Varina(24)



Florida had been V’s refuge from the challenges of conversing with equally dour Old Joseph and young Eliza. Sometimes, rarely, when an old man—gray and bald and paunchy and blotchy—marries a much younger woman, he becomes younger too, like having her at his side equals a draft of black Gypsy potion or crystal water from Ponce de León’s magic fountain. That’s what old men want desperately to believe. With Joseph and Eliza, it went the opposite way, as it generally does—Joseph kept being old and Eliza became old. Though she was barely V’s elder—and thus her age still ended in teen for the next couple of months—Eliza acted like an awful granny who had turned grim rather than feisty with age. V’s opinion was, give me an old wrinkled woman with a blistering tongue any day to a young beaten dog hump-shouldered by the fireside hoping for death to grant release. To Eliza’s credit, though, she could still rally to give V the bright, jealous side-eye when she looked particularly pretty at the dinner table.

So V said to Florida, Why would a girl Eliza’s age marry her grandfather?

Florida laughed and said, To be fair, we don’t know for certain that Old Joe’s her grandfather.

V blushed, but one of the benefits of being brownish is that often nobody notices.

V said, I apologize. That’s not what I meant. It was an expression. You hear all kinds of rumors around Natchez, some of them about my own family. Hardly any with a particle of truth.

Florida patted her arm and said, Easy down, girl. We’re past that now. I don’t know about you, but there’s probably plenty of truth in what they say about us.

V said, One way or the other, I guess we’re both outlaws. Fled to the wilderness, or driven to it.

Florida said, Let’s kiss on that, like blood brothers.

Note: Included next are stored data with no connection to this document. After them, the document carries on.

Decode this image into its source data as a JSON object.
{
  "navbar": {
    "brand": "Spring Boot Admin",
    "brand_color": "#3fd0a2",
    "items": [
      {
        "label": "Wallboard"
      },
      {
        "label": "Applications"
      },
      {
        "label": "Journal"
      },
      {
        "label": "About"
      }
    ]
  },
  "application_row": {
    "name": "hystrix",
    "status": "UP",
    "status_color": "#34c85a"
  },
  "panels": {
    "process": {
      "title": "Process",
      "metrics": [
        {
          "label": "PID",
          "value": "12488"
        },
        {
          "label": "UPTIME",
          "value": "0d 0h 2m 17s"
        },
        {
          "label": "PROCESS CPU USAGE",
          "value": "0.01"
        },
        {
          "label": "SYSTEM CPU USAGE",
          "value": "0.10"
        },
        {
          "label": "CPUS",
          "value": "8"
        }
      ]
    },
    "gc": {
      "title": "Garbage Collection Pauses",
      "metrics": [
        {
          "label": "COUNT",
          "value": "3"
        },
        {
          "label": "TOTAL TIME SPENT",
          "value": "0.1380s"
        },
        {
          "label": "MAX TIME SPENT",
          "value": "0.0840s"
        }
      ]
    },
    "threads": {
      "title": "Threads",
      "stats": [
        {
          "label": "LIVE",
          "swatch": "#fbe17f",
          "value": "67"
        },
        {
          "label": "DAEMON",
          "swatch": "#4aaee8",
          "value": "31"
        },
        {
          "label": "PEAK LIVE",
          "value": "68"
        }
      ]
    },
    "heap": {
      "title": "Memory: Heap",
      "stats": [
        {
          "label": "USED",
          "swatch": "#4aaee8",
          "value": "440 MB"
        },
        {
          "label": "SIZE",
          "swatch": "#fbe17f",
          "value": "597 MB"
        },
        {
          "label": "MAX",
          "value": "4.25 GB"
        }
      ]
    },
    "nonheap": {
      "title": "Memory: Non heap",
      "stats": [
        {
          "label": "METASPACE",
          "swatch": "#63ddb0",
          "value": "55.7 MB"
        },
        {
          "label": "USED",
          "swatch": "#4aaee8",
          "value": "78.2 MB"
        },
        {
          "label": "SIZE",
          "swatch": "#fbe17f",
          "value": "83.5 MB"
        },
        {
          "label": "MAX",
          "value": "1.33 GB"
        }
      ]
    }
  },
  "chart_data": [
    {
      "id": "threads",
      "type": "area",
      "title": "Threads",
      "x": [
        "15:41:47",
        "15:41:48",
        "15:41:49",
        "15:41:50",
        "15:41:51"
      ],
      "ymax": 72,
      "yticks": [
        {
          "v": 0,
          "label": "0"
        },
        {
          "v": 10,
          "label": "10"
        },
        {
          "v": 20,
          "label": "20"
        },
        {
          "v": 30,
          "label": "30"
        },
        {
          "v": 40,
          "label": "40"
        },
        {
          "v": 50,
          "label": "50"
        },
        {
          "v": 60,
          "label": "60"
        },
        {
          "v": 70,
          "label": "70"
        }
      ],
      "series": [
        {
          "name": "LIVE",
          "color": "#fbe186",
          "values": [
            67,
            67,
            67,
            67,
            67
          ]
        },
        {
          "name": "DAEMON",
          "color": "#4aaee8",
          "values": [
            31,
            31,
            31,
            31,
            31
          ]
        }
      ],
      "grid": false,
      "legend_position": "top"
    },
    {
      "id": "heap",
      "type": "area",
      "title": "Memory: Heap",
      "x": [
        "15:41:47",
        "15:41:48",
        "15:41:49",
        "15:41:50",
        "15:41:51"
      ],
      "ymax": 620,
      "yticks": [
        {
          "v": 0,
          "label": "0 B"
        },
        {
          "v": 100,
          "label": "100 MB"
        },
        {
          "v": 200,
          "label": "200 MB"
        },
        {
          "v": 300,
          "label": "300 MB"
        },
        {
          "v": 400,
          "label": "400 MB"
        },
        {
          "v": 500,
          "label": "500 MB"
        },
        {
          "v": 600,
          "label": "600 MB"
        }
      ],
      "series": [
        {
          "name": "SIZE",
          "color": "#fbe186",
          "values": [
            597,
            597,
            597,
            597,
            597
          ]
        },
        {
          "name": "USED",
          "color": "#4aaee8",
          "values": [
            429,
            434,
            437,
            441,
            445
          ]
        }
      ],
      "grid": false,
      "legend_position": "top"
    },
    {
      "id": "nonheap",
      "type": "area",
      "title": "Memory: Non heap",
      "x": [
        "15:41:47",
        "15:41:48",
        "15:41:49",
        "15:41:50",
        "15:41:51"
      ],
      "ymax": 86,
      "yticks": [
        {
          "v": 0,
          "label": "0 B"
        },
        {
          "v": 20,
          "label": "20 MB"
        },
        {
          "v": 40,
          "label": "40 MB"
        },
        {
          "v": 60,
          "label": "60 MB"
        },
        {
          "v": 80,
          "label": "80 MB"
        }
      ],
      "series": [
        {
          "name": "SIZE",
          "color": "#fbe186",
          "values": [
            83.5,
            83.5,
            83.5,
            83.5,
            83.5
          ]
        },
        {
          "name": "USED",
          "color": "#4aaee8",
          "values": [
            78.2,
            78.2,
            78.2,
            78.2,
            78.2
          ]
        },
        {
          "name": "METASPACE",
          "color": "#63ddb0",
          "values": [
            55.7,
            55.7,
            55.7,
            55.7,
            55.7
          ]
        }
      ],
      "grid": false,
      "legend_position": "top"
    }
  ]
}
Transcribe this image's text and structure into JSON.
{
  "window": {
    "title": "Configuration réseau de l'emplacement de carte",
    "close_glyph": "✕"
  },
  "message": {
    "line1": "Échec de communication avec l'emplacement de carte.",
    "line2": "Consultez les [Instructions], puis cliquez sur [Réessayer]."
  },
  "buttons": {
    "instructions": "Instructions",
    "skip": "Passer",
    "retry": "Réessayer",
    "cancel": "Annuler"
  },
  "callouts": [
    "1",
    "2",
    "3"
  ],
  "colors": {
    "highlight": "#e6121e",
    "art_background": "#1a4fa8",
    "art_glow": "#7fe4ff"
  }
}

Florida leaned and pecked V on the cheek. And then when V leaned to peck her back, Florida turned her face and kissed V on the mouth.

And then V was certain Florida saw the blush.

Florida laughed and said, Oh, you’re gonna take a lot of breaking in. But while you cool off, I’ll go back to your question about Eliza and Joe. The answer’s easy. Some women feel like, if they’ve got to marry they want to marry the biggest, strongest, richest bear in the woods. Even if that bear’s old and grumpy and shaggy and stinks, he’s your big bear. He’s won a lot of battles to be where he is, and he’s not going down easy. Eliza’s that kind of woman. And I’m not criticizing. I haven’t figured out which kind of woman I am. Maybe that kind.

V sat quiet within her seventeen-year-old self, thinking about the handsome woodcutter.


—THE MAN WHO DROVE ME from the river, Benjamin Montgomery. I see him all over the place. One minute he’s here in the house coming in and out of the library and the office, then he’s on horseback studying the fields, then around the barns checking inventory of hay and feed. Always busy, always writing notes in a little book.

—Yes?

—Well, what is his job?

—A little bit of everything. Mostly, Ben stays busy making himself indispensable.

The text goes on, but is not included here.